AB’NİN SINIRLARINDA İNSANLIK BATIYOR BM BİR KEZ DAHA SINIFTA KALIYOR

1951 tarihli Mülteci Sözleşmesi,

Çok uluslu bir Birleşmiş Milletler sözleşmesidir.

Hani o Kıbrısta sözde arabulucu olan , her 6 ayda bir adada kalış süresi uzatılan

ve barışı sağladığını söyleyen Birleşmiş Milletlerin. Hoş Türk ordusunun

caydırıcılığı olmasa Adada barış marış fasa fiso ama onlar Dünya Kamuoyuna

öyle yutturuyorlar.
 

Bu sözleşme İnsanların zulüm ve işkenceden dolayı sığınma talebini koruma

altına alan İnsan Hakları Evrensel Beyannamesi'nin 14.Maddesine dayanır.

Sığınma hakkı almış şahısların haklarını ve sığınma hakkı veren ülkelerin

Sorumluluklarını Tanımlar.

Irk, dil, din, milliyet, belli bir toplumsal gruba mensubiyet veya siyasal düşünce

baskı ve zulüm altında bulunma ölçütü yanında, “insani” nedenlerle size sığınan

insanları kabul etmeniz ve insani şartlarda yaşatmanız gerekir diyor.

“Hiç bir taraf devlet, bir mülteciyi, ırkı, dini, tabiiyeti, belli bir sosyal gruba

Mensubiyeti veya siyasi fikirleri dolayısıyla hayatı ya da özgürlüğü tehdit altında

olacak ülkeleri sınırlarına, her ne şekilde olursa olsun geri göndermeyecek veya

iade (“refouler”) etmeyecektir. “diyede ekliyor.

148 ülke bu sözleşmeyi imzalamış.

Ve dünya üzerindeki bu durumlardan dolayı her gün 37 bin kişi evini terk

Etmek zorunda kalıyor. Bu rakamın yarısını ise çocuklar oluşturuyor. Güvenli

Bölgelere kaçmak isterken eğitimsiz bir geleceğe de adım atan çocuklar

Hani o televizonlarda gördüğümüz ülkesindeki savaştan kaçmak için açık

denizde 20 kişilik bir botun içerisinde 100 kişinin doluştuğu ,kıyıya küçücük

yavruların cansız bedenlerinin vurduğu durum…

BM'nin Küresel Eğilimler Raporu'nda, zorla yerinden edilen milyonlarca insanın

ağır yükünü insan hakları demokrasi konusunda mangalda kül bırakmayan Batılı

zengin ülkeler yerine düşük ve orta gelirli gelişmekte olan ülkelerin çekiyormuş.

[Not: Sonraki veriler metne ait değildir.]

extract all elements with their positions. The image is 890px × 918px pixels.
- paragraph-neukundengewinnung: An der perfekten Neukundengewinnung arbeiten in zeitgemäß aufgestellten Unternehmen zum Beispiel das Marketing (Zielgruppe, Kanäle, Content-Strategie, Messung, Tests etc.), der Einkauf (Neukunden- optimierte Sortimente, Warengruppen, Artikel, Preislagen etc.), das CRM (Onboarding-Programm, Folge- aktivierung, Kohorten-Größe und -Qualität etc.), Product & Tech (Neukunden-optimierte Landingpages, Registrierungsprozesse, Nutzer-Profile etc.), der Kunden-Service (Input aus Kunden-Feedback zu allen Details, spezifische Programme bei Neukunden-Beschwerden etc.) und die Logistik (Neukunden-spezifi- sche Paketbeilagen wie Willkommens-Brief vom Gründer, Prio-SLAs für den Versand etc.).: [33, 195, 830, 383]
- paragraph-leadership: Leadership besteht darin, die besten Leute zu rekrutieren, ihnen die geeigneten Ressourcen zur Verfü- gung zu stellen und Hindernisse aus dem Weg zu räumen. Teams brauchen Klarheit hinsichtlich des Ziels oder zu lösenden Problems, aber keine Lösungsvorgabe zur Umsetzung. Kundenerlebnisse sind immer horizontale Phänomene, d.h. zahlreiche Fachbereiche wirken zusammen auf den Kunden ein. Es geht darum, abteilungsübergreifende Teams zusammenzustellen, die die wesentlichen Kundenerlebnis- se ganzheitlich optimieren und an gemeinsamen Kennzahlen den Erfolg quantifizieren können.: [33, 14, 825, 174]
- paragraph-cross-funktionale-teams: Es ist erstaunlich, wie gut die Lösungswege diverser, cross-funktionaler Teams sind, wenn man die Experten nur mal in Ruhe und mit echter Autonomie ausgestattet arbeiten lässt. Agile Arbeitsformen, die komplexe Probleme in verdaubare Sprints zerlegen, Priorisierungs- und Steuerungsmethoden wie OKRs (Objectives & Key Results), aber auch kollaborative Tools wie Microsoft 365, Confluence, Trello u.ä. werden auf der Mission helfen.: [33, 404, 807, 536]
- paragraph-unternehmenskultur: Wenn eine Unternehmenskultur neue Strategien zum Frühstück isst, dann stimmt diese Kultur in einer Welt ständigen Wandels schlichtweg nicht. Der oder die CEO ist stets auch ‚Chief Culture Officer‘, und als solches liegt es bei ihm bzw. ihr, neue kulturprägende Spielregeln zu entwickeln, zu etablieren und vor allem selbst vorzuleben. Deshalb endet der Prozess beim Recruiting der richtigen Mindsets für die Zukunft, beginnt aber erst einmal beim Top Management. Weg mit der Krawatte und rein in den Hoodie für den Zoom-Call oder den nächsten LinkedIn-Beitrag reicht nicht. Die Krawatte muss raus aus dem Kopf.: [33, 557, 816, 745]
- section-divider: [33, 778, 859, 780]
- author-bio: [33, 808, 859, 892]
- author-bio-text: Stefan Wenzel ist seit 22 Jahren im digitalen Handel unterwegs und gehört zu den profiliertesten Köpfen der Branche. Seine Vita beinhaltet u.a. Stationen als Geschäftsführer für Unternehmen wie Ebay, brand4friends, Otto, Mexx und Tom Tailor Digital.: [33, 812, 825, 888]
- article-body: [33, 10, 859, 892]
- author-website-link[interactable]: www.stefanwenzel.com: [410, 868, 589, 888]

Yüksek gelirli ülkeler bin kişi başına ortalama 2,7, orta ve düşük gelirli ülkeler ise

5,8 mülteci barındırıyor.

En yoksul ülkeler, dünyadaki tüm mültecilerin üçte birine ev sahipliği yapıyor.

Dünyanın en büyük ekonomisine sahip Almanyada 670 bin ,ABD de 280

bin,Çinde 317 bin,İngilterede 119 bin ,Fransada 304 bin mülteci bulunuyor.

Türkiye Mülteciler Sözleşmesi'ni sadece Avrupa'dan gelen mülteciler için

tanıyor.

Yani Suriye, Irak, Afganistan, Eritre gibi diğer ülkelerden gelenler için geçerli

değil. Buna rağmen 5 milyon 679 bin mülteciye ev sahipliği yapıyor.

Çadir kurup iş aş veriyor.

Peki Yunanistan ne yapıyor. Sınırlarına dayanan hayatı , özgürlüğü tehdit altında olan

mültecilere sis bombası ses bombası atıyor. Plastik mermi kullanıyor.Yaralıyor .

Suriyeli göçmen Ahmed Abu Emad boğazından vurularak öldürülüyor.

Denizde mülteci botunu batırmak için sahil güvenlik botu denizde dalga

yaratıyor. 9 aylık bir bebek sıvı kaybından hayatını kaybediyor

ve

Yunan Başbakanı Miçotakis "Yunanistan sınırları Avrupa'nın dış sınırıdır.

Onları koruyacağız diyor.AB liderlerinden ses çıkmıyor.

AB’nin sinirlarinda insanlik batiyor”.

BM’mi? O bir kez daha sınıfta kalıyor.